Scientists at BAT carried out tests to characterise the biological impact of a prototype e-cigarette. The tests assessed and compared the mutagenicity, genotoxicity, cytotoxicity and tumour-promoting potential of a reference cigarette (3R4F) and a novel e-cigarette with a unique aerosolisation technology.
Total particulate matter (TPM) from each was tested, following OECD testing guidelines, using the Ames bacterial reverse mutation assay; the mouse lymphoma assay; the in vitro micronucleus assay; the neutral red uptake cell viability assay; and the Bhas 42 cell transformation assay.
Unsurprisingly, TPM from cigarette smoke tested positive in all assays. In stark contrast, TPM from the novel vaping product failed to elicit a response, even at much higher doses.
The scientists then tested extreme doses (exposures) of aerosol from the novel e-cigarette using the cytotoxicity assay and a modified mutagenicity assay, but these tests also showed significantly reduced responses compared to the reference cigarette, confirming the TPM results.
“The vapour from the novel e-cigarette did not have an appreciable effect even at doses exceeding those of cigarette smoke,” said Marianna Gaca, Head of Pre-Clinical Assessment at BAT. “This study further supports the growing consensus that e-cigarettes are significantly less toxic than cigarette smoke and that the novel aerosolisation technology introduced with this prototype is no different.”
Further in vitro studies were conducted and included endothelial wound healing and the application of contemporary screening approaches to study over 12 different toxicity and oxidative stress endpoints relating to lung function.
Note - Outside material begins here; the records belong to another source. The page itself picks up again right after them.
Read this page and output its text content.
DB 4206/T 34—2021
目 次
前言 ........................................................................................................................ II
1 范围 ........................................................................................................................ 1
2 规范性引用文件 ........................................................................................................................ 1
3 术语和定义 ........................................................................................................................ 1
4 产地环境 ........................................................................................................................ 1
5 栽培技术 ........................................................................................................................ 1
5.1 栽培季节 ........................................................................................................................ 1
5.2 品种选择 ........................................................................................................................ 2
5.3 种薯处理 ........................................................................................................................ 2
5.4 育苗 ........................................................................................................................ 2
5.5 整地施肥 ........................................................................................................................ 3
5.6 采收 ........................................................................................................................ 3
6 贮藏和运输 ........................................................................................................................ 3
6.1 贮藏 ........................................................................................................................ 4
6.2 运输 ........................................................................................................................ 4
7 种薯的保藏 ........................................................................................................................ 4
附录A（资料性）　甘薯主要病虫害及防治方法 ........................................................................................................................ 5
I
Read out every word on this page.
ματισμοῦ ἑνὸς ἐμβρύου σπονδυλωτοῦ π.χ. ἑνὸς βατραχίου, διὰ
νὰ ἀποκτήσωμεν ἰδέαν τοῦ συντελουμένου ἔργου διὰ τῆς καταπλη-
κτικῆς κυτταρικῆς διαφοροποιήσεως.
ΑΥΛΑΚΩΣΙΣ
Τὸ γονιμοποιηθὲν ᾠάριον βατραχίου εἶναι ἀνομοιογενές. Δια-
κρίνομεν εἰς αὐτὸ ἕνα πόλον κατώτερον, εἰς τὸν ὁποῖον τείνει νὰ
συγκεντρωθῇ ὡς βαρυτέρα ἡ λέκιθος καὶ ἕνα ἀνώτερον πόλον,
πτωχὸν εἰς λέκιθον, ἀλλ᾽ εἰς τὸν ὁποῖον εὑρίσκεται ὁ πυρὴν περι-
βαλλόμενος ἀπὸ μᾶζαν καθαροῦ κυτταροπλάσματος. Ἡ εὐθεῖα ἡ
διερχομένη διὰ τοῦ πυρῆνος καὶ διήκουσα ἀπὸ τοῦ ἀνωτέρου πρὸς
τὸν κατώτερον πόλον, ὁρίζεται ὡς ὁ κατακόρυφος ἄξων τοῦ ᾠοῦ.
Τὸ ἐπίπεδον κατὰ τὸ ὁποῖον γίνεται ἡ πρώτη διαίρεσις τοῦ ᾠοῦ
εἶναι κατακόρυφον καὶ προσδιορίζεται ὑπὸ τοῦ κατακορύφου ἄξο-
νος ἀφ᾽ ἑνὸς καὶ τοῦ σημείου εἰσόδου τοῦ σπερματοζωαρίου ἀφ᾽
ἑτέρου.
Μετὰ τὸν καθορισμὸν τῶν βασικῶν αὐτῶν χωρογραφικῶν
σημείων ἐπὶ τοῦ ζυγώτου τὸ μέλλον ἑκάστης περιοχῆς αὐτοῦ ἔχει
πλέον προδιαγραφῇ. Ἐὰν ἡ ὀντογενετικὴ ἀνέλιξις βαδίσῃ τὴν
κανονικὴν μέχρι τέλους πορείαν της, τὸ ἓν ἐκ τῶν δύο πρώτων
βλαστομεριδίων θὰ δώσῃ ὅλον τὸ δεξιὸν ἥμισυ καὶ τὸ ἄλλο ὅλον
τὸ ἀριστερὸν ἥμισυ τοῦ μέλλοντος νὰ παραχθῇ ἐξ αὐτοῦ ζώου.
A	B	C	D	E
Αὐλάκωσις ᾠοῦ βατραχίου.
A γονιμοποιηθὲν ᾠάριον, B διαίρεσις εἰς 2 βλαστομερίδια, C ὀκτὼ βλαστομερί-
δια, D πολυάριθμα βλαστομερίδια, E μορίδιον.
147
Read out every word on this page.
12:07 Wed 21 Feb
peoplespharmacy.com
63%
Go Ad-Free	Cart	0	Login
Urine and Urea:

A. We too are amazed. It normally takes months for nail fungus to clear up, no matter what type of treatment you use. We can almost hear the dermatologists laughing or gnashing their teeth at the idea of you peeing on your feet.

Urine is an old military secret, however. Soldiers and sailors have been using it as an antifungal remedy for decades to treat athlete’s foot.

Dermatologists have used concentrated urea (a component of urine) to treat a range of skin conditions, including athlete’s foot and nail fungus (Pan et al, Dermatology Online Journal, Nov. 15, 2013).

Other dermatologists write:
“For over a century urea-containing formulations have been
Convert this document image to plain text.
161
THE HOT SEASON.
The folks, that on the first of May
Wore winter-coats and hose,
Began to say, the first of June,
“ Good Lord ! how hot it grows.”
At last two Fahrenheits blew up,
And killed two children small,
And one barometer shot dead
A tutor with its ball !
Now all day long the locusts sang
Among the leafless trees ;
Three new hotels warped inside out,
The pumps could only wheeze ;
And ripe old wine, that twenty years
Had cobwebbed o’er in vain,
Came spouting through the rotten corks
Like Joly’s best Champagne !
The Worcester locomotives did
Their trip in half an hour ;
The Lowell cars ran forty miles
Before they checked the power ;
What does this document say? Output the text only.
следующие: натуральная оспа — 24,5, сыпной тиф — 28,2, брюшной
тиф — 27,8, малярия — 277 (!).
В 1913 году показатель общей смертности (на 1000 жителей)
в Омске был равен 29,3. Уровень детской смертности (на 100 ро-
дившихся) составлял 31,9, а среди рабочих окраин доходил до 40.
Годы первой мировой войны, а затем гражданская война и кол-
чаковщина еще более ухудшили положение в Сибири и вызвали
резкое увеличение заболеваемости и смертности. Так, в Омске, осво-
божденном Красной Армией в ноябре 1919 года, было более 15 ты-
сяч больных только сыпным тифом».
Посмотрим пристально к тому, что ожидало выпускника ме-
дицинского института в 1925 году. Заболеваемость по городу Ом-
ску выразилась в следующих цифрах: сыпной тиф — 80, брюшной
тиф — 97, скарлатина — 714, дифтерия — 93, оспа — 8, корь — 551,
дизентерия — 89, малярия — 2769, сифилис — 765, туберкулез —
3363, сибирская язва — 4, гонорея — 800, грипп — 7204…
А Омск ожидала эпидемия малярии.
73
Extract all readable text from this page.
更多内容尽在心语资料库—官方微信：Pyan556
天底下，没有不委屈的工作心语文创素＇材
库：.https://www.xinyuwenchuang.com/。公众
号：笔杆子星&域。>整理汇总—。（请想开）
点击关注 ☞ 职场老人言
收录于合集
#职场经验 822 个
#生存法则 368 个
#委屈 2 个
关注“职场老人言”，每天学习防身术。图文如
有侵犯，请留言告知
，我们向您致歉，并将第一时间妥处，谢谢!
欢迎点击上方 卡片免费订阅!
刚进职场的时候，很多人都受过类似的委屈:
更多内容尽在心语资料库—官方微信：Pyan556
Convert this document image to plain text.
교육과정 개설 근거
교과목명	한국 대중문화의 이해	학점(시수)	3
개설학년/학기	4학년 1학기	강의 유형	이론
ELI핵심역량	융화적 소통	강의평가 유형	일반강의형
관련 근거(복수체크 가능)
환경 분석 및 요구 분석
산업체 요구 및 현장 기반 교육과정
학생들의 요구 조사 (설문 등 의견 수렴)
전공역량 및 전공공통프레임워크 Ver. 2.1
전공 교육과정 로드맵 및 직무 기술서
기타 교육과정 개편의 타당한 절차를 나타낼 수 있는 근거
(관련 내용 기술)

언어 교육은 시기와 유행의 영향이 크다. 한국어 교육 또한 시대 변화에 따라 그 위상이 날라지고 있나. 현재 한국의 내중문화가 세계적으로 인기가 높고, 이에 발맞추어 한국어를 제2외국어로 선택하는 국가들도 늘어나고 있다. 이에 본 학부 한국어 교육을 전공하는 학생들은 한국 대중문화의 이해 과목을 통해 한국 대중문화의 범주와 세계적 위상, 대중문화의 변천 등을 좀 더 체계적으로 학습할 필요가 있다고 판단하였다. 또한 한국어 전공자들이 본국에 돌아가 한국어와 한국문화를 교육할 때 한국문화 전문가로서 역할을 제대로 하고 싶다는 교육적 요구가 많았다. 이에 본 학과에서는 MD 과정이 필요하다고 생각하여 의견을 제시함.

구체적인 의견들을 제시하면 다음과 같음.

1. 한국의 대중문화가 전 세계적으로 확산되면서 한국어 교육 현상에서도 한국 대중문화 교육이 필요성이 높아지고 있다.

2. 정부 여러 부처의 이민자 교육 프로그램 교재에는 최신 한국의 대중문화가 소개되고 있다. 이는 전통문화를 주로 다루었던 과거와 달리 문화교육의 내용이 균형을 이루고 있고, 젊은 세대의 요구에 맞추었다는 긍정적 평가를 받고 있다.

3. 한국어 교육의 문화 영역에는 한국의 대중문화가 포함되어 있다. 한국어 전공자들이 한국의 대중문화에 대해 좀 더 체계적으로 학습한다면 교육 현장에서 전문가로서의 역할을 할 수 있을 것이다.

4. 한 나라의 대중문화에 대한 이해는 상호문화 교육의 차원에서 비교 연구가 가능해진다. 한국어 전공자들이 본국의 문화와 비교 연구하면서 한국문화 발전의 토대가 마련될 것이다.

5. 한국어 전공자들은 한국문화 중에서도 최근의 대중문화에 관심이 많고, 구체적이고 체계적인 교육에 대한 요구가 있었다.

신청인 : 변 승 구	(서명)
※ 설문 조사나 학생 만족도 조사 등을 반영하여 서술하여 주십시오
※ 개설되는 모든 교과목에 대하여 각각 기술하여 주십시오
Where 3R4F inhibited wound repair in endothelial cells and resulted in positive responses for oxidative stress and 6 other toxicity endpoints, the novel ecigarette showed little or no activity in any of the in vitro assays where it was assessed.
The results show that this novel vaping product has the potential to be a reduced risk product compared to cigarette smoking, though further longer-term studies are required to substantiate this potential.